And yet we have such terrible poverty.
When I read stories about poor people in America, always there is lurking just below the surface the key element of scarcity. Not food. Not transportation. Not clothing. Not even, surprisingly, health care. The missing factor in all these broken lives is the simplest thing. Space. Some space to fucking sleep and live.
How can such a large country suffer from a bigger housing crisis than we find in jammed up dense countries like Singapore, South Korea, and India?
Why hasn't the market solved this problem?
Believe it or not, its not impossible to manufacture a living space in a factory and assemble it on site in a day, to provide extremely well made and affordable housing structures.
There is space enough in American cities if density is allowed to be increased.

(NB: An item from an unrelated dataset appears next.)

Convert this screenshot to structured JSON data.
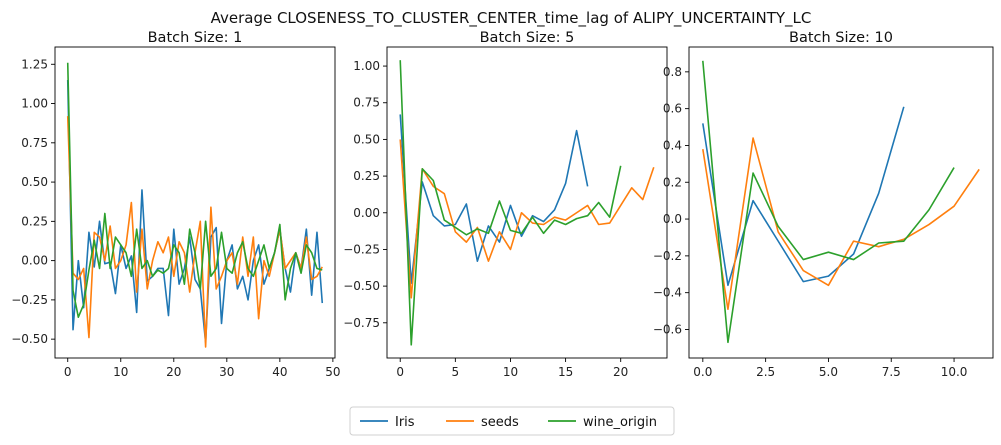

In other words if these fake "liberal" NIMBYs in American cities can be persuaded to give up the precious "character" of their neighborhoods, we can make space for everyone. CHEAP space.
Maybe "the market" is not a good tool to solve inequality.

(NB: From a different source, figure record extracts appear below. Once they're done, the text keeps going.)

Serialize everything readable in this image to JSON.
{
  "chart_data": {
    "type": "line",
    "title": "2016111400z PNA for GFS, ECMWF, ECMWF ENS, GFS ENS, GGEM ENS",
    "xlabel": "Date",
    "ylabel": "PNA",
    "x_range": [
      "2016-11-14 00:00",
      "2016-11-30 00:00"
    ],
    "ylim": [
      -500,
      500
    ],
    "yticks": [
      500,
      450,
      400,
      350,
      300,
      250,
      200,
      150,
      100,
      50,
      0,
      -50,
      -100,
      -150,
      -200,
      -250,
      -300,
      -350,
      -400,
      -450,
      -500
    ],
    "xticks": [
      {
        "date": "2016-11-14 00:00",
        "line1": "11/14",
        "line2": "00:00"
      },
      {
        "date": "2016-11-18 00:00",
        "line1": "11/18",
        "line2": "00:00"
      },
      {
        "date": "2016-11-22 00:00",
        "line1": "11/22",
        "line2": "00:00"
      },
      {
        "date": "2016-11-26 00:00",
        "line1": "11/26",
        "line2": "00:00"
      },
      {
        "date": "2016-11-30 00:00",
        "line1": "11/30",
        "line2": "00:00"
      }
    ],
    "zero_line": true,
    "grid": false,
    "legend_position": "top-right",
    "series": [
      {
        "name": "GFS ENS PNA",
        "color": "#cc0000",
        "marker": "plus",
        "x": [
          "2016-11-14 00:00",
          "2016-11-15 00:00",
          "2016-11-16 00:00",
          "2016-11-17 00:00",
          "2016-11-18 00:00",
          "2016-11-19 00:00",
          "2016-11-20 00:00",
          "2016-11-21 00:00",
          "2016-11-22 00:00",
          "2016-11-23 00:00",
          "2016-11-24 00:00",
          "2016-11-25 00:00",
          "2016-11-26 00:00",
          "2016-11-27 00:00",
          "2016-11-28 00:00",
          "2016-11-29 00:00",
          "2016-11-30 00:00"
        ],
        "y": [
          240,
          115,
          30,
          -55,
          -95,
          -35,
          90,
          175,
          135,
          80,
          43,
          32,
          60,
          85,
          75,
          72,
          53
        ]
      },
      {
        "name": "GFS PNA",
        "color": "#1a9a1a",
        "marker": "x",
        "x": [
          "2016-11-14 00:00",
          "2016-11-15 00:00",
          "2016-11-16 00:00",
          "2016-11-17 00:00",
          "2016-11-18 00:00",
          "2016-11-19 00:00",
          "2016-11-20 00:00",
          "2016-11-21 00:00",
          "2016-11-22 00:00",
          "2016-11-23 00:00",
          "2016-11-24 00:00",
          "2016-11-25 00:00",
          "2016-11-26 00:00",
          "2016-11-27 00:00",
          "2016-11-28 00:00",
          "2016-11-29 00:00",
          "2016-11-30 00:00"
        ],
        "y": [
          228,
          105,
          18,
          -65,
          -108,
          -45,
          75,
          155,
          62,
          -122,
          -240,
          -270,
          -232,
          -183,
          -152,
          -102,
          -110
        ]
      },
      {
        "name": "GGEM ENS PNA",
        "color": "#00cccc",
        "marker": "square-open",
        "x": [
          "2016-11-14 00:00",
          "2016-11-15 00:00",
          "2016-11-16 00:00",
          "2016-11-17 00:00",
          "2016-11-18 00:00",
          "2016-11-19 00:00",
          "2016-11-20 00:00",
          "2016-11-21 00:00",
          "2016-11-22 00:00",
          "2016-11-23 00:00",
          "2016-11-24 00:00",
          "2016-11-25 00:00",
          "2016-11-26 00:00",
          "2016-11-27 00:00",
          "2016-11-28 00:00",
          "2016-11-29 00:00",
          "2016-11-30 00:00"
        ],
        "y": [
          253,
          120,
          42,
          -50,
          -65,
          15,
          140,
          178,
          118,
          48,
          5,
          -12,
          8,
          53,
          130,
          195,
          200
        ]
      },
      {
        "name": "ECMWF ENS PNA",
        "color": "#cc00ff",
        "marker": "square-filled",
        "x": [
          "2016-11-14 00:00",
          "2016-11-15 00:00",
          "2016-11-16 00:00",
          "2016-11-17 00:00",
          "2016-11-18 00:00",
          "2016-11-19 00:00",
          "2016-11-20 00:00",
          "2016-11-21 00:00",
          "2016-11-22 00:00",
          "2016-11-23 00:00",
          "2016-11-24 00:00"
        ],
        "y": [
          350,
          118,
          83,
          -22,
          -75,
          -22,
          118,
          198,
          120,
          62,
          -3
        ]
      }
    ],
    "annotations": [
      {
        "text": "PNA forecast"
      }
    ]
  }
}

We aren't natural. We don't need natural evolutionary states. We need unnatural, human-oriented, ethical states.
I don't need "unnatural, human-oriented, ethical states". I'm perfectly happy with a state where I can acquire as many resources as possible, even if that incurs a significant cost to others.
I'm not going to judge you on moral grounds. Instead, consider what would happen if everyone lived like that. What kind of world would we have? I think it would be a hellish dog-eat-dog world.
You may believe that the world is already that way, but at the moment, there is a lot of kindness, compassion and consideration too. Instead of that, if everyone had the attitude of "I got mine, f* you", the world would be unimaginably worse than it is now.
Moreover, that kind of living is unsustainable in the long run. If you collect as many resources as possible to the detriment of others, sooner or later others would try to snatch those back from you, even by violence.